The digital world has not been something I would consider when cycling, I never saw the point staying indoors when travelling in a forwards direction with scenery passing by was always more preferable. That was always whey I hated running on a treadmill. However, the race is in the mountains and I live on the Southland plains. Not a godforsaken hill for miles and miles. So I think I need to adopt a different approach to give myself even half a chance.

The rest of life!

In knee replacement land, things are going ok all things considered. I can now do these three things, which I believe is rare. Specially the kneeling part. My balance on the right leg has been off for a lot of years. I am not only trying to restore this but also fix all the lost years BEFORE the knee replacement. So the fact that I managed a balancing superman on the TKR leg at last really did please me!

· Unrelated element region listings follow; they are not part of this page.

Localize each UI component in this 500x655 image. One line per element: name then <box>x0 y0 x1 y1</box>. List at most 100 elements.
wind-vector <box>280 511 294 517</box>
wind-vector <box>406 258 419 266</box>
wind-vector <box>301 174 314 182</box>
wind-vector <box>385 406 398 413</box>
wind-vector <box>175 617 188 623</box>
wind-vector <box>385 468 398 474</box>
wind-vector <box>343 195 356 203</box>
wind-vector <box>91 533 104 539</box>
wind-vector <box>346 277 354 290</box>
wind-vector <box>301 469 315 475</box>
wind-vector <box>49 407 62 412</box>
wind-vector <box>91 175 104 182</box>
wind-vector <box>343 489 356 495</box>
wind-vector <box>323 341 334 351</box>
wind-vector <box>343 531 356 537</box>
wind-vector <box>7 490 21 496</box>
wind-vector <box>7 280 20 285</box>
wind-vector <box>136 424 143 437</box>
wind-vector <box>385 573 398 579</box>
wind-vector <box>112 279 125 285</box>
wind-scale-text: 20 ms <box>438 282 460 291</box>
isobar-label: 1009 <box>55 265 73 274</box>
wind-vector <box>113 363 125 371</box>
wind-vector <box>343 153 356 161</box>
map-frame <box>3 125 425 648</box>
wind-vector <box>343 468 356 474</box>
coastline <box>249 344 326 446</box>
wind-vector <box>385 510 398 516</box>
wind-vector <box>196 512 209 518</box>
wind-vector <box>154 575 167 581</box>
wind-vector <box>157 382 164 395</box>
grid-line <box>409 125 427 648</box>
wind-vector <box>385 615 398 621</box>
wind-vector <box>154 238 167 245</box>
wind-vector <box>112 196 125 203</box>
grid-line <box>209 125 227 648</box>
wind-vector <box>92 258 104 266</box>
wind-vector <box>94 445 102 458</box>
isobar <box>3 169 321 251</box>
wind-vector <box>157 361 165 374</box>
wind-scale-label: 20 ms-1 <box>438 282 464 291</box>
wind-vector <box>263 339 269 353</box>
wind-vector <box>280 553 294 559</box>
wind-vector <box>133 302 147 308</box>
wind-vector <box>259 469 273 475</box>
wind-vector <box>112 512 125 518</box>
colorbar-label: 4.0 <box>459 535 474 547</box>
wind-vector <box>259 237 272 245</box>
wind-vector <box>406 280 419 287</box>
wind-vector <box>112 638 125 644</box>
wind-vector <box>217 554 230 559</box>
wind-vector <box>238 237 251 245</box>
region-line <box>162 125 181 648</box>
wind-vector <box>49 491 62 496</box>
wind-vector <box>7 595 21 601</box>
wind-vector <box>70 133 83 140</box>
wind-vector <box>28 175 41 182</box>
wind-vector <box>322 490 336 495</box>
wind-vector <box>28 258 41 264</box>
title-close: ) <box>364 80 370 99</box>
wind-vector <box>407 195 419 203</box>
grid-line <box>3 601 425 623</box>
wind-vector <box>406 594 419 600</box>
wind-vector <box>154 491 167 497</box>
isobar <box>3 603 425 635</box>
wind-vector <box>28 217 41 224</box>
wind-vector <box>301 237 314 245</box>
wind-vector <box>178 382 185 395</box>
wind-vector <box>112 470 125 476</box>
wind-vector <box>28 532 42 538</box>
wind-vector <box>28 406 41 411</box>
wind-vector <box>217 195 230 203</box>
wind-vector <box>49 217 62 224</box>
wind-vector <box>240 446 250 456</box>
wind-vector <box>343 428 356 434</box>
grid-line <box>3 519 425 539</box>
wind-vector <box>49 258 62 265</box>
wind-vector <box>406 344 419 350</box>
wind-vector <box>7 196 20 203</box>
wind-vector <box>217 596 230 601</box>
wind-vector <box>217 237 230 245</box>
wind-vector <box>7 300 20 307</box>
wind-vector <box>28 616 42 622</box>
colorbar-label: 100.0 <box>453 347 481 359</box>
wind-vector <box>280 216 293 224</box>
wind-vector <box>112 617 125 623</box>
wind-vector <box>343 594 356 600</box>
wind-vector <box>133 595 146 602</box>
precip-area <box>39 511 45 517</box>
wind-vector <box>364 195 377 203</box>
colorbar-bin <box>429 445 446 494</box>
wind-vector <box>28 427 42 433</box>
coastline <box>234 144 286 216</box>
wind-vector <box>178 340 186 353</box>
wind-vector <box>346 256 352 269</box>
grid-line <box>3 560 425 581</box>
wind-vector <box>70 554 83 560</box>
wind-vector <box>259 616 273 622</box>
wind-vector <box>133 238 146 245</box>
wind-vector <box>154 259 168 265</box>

The kneeling thing, I have just kept on doing it, right from the first time I tried it 9 weeks post op. At first I had to use a soft surface. As I got used to the weirdness that is kneeling on a prosthetic joint, I just kept on doing it over and over until the weird was no longer feeling quite as weird. Now lets not pretend here, i have not managed to get up from kneeling, leaving the TKR knee on the floor (but I have managed it the other way round). Time will tell, I will keep practicing!

Only recently was sitting cross legged actually pain free. YAAS!

This is a freeze frame from this month’s vlog update on knee progress. This shows the difference between max flexion left and right leg. An orthopaedic surgeon from the UK spotted this photo on my Instagram profile and said the following:

‘That is the result of a shed load of hard work. I am seriously impressed! And I have been putting knee replacements in for 25 years so I have seen a fair few!’

Thank you Mr Walczak!

Here is the 9 month video blog update:

Anniversary Celebrations

And the final news this week….. our wedding anniversary! My dear husband has put up with 16 years of my madness, injuries, race obsessions and much more. There are no words sufficient to thank him for his constant support throughout everything!

We went out for a lovely meal, which involved me wearing proper clothes and proper shoes, even makeup! All quite rare in the life of a self employed personal trainer!